Para un apóstol, o para cualquier responsable de la Iglesia, esta clase de preparación es fundamental y debe ser continua, porque la Palabra de Dios se anuncia en un contexto tan complejo y sofisticado como el de nuestro mundo contemporáneo. Sin el trabajo de la mente, el hombre se pierde en un dédalo de ideas, de filosofías y de proposiciones; y el resultado es que se acobarda o, más aún, cae en la trampa o incluso se vuelve escéptico. Si se tratara de una vida exclusivamente individual o limitada a un ámbito restringido, no se necesitaría un grado elevado de cultura; pero el sacerdote está llamado a dar testimonio público del Evangelio en un mundo marcado por mentalidades diversas y hasta contradictorias, que requieren un profundo y sacrificado ejercicio de la inteligencia.
En mi opinión, ese ejercicio es una virtud que escasea notablemente en nuestra sociedad. Muchas veces nos contentamos con vivir de grandes consignas, de frases hechas y repetidas hasta la saciedad; y no es fácil emitir un juicio apropiado sobre la realidad tangible. El cristiano sólo podrá mantenerse firme en su fe, si desarrolla plenamente su capacidad, que es don divino, de amar a Dios con todo su corazón y toda su mente.
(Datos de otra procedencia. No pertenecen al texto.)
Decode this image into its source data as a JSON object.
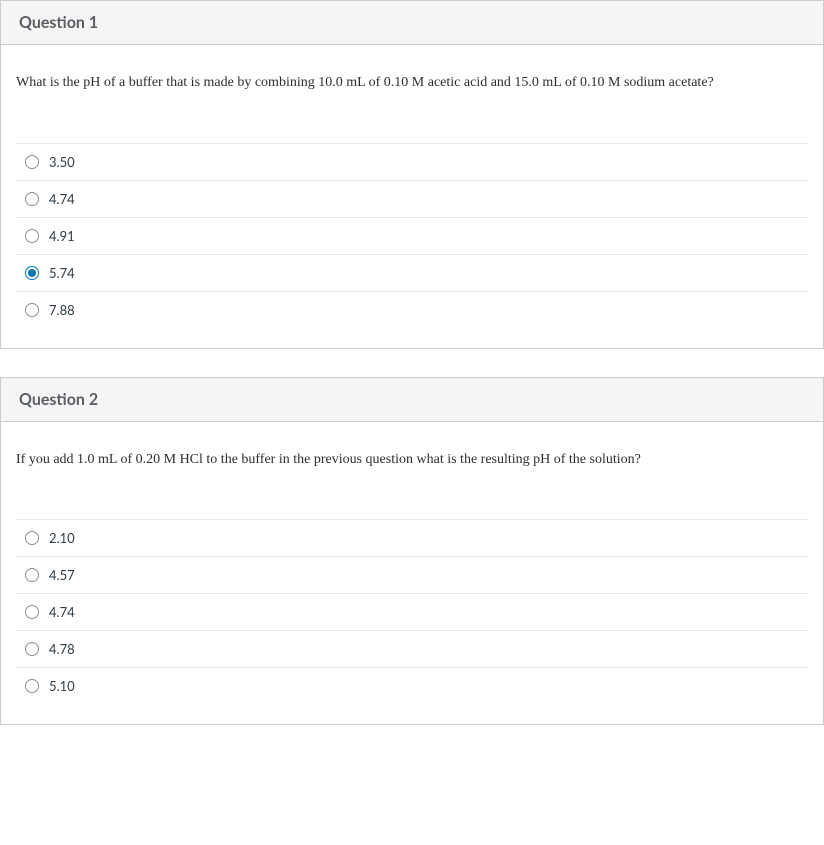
{
  "questions": [
    {
      "title": "Question 1",
      "text": "What is the pH of a buffer that is made by combining 10.0 mL of 0.10 M acetic acid and 15.0 mL of 0.10 M sodium acetate?",
      "answers": [
        {
          "label": "3.50",
          "selected": false
        },
        {
          "label": "4.74",
          "selected": false
        },
        {
          "label": "4.91",
          "selected": false
        },
        {
          "label": "5.74",
          "selected": true
        },
        {
          "label": "7.88",
          "selected": false
        }
      ]
    },
    {
      "title": "Question 2",
      "text": "If you add 1.0 mL of 0.20 M HCl to the buffer in the previous question what is the resulting pH of the solution?",
      "answers": [
        {
          "label": "2.10",
          "selected": false
        },
        {
          "label": "4.57",
          "selected": false
        },
        {
          "label": "4.74",
          "selected": false
        },
        {
          "label": "4.78",
          "selected": false
        },
        {
          "label": "5.10",
          "selected": false
        }
      ]
    }
  ],
  "colors": {
    "header_bg": "#f5f5f5",
    "border": "#c7cdd1",
    "row_border": "#e8e8e8",
    "title_color": "#595e64",
    "text_color": "#2d3b45",
    "radio_border": "#8a8f94",
    "radio_selected": "#0374b5",
    "body_bg": "#ffffff"
  }
}
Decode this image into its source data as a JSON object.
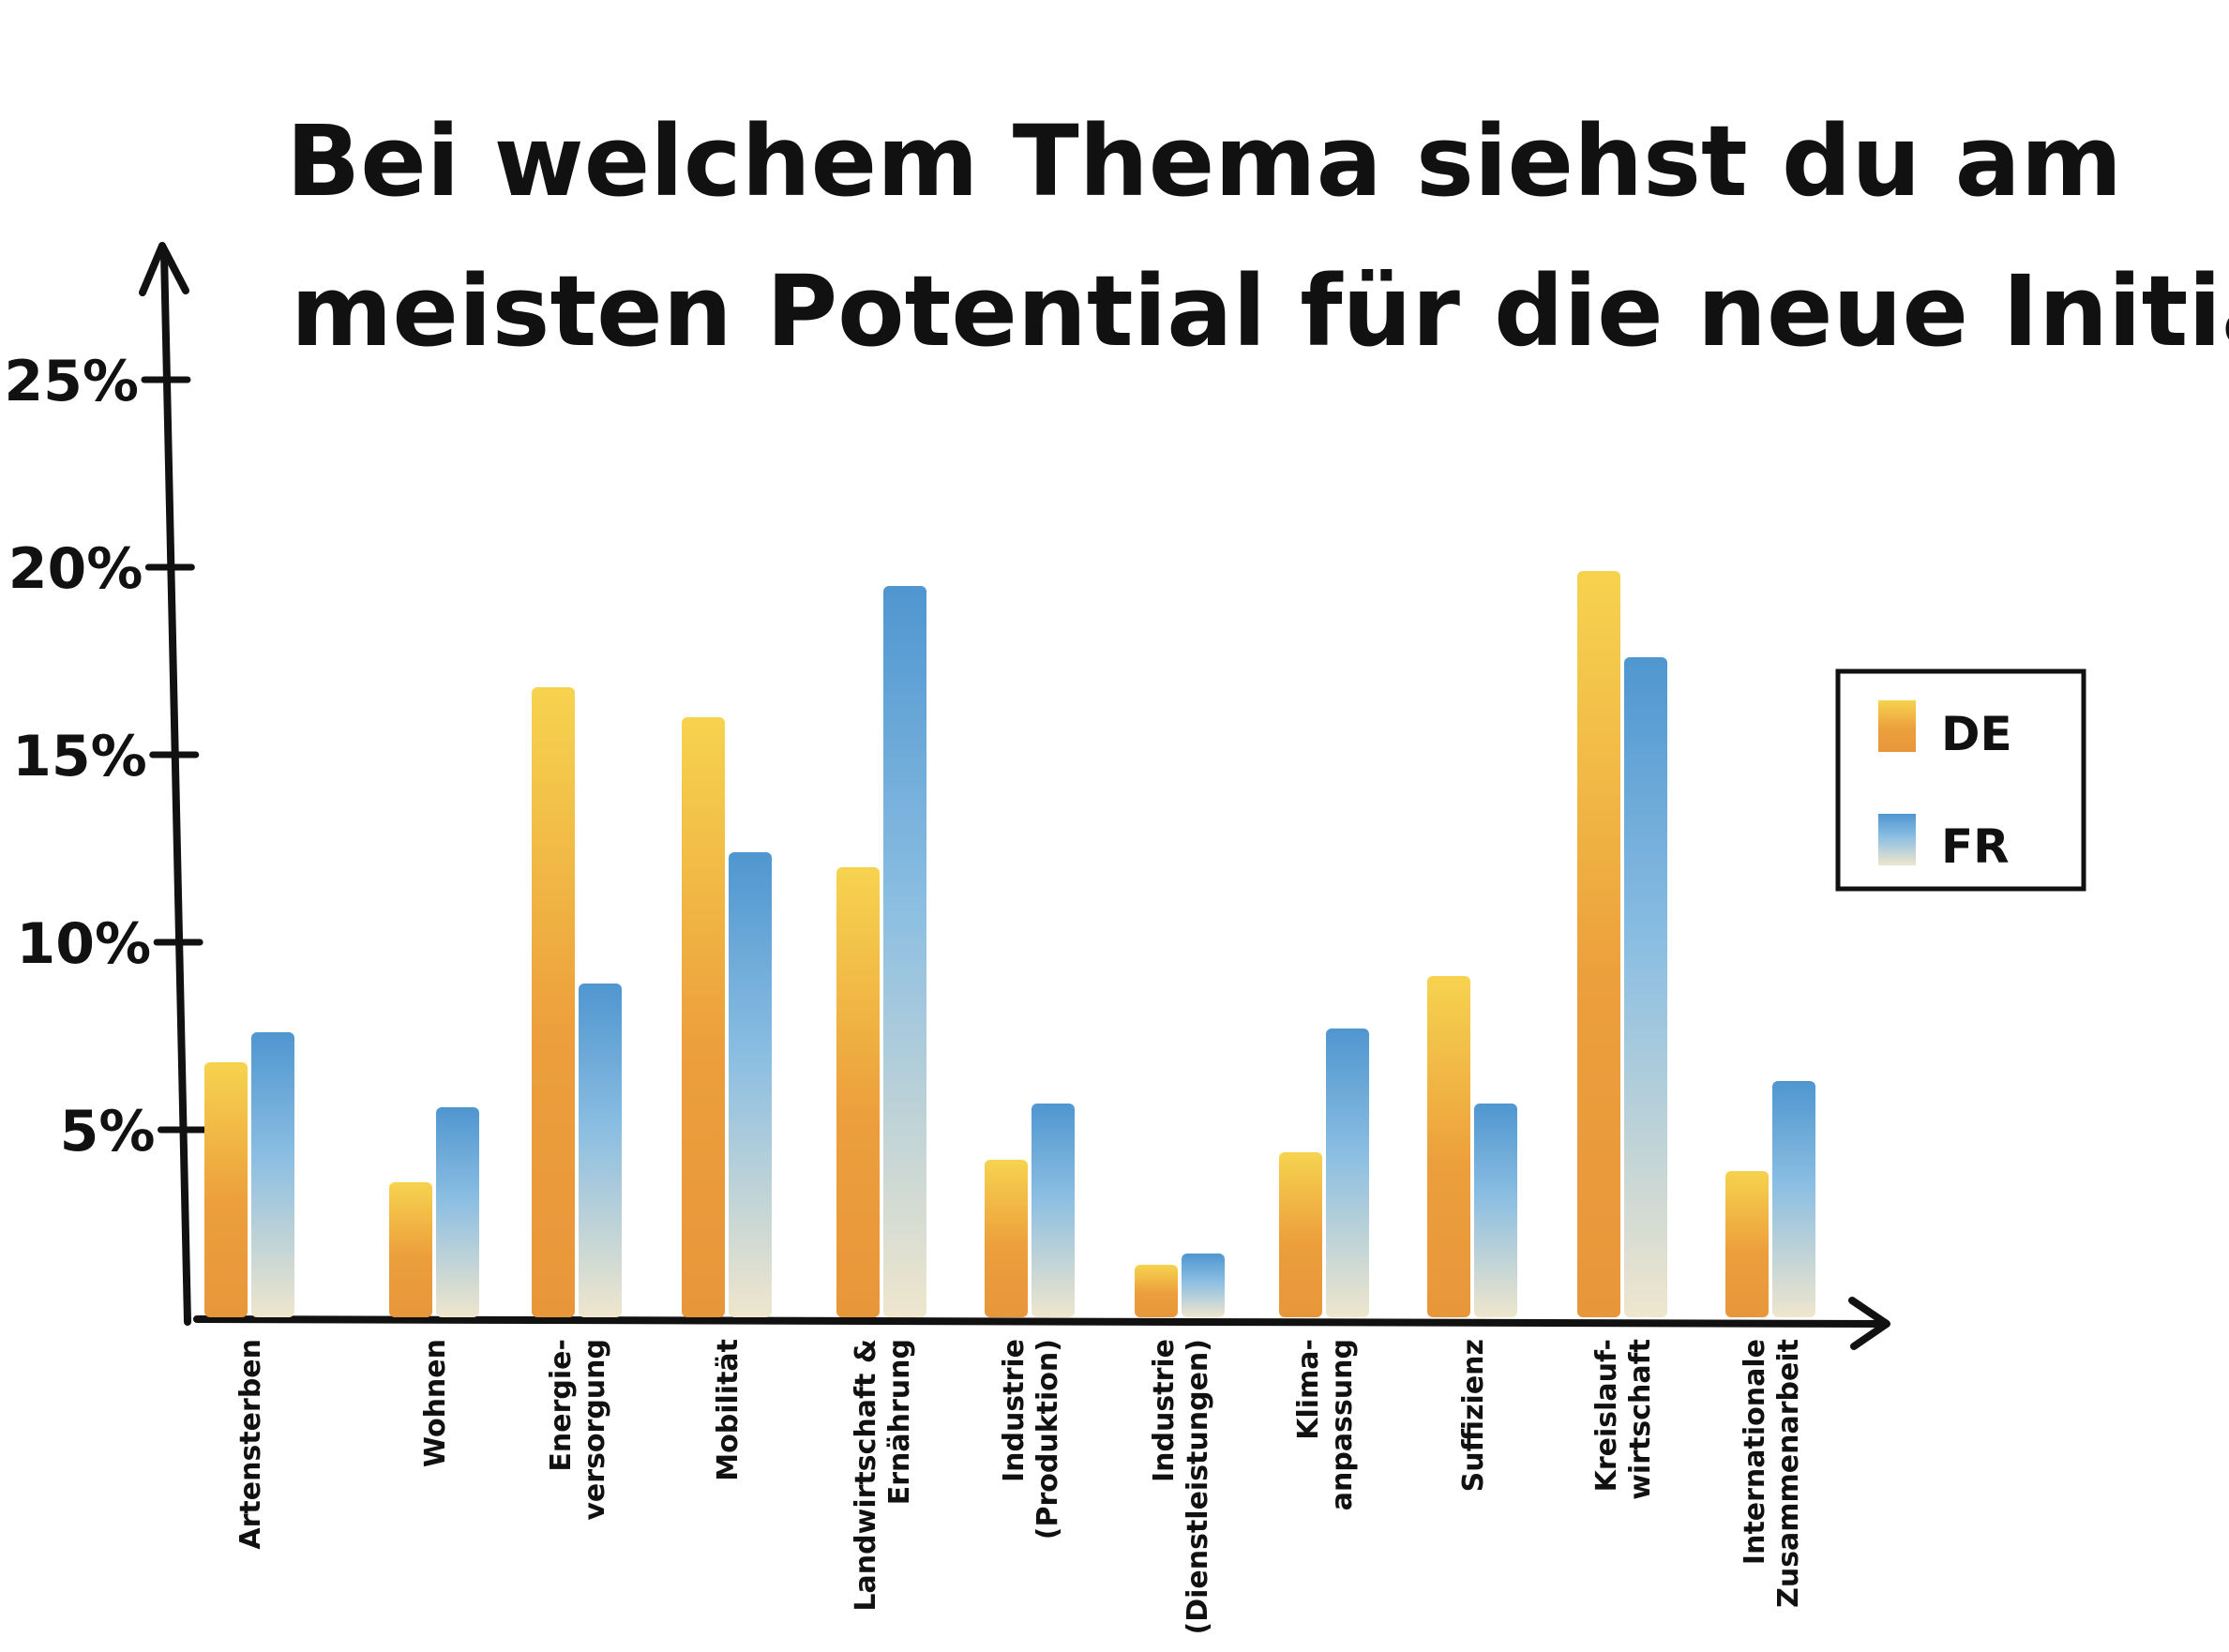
{
  "chart_data": {
    "type": "bar",
    "title_lines": [
      "Bei welchem Thema siehst du am",
      "meisten Potential für die neue Initiative?"
    ],
    "categories": [
      [
        "Artensterben"
      ],
      [
        "Wohnen"
      ],
      [
        "Energie-",
        "versorgung"
      ],
      [
        "Mobilität"
      ],
      [
        "Landwirtschaft &",
        "Ernährung"
      ],
      [
        "Industrie",
        "(Produktion)"
      ],
      [
        "Industrie",
        "(Dienstleistungen)"
      ],
      [
        "Klima-",
        "anpassung"
      ],
      [
        "Suffizienz"
      ],
      [
        "Kreislauf-",
        "wirtschaft"
      ],
      [
        "Internationale",
        "Zusammenarbeit"
      ]
    ],
    "series": [
      {
        "name": "DE",
        "values": [
          6.8,
          3.6,
          16.8,
          16.0,
          12.0,
          4.2,
          1.4,
          4.4,
          9.1,
          19.9,
          3.9
        ],
        "color_top": "#f6d34f",
        "color_bottom": "#eb9a3b"
      },
      {
        "name": "FR",
        "values": [
          7.6,
          5.6,
          8.9,
          12.4,
          19.5,
          5.7,
          1.7,
          7.7,
          5.7,
          17.6,
          6.3
        ],
        "color_top": "#4f96d0",
        "color_bottom": "#ede3c9"
      }
    ],
    "yticks": [
      "5%",
      "10%",
      "15%",
      "20%",
      "25%"
    ],
    "ytick_values": [
      5,
      10,
      15,
      20,
      25
    ],
    "ylim": [
      0,
      25
    ],
    "legend_position": "right",
    "grid": false
  }
}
Por eso, Pedro insiste en que, igual que ejercitamos el corazón y las fuerzas físicas, debemos también ejercitar y cultivar la mente, y dejar que maduren en nuestro interior las experiencias y las propuestas, partiendo de la escucha de la Palabra de Dios y reflexionando sobre ella con inteligencia. Con ese espíritu debemos afrontar el tiempo de preparación. Y no para obtener unos resultados inmediatos, sino para crecer verdaderamente en una auténtica comprensión de la realidad.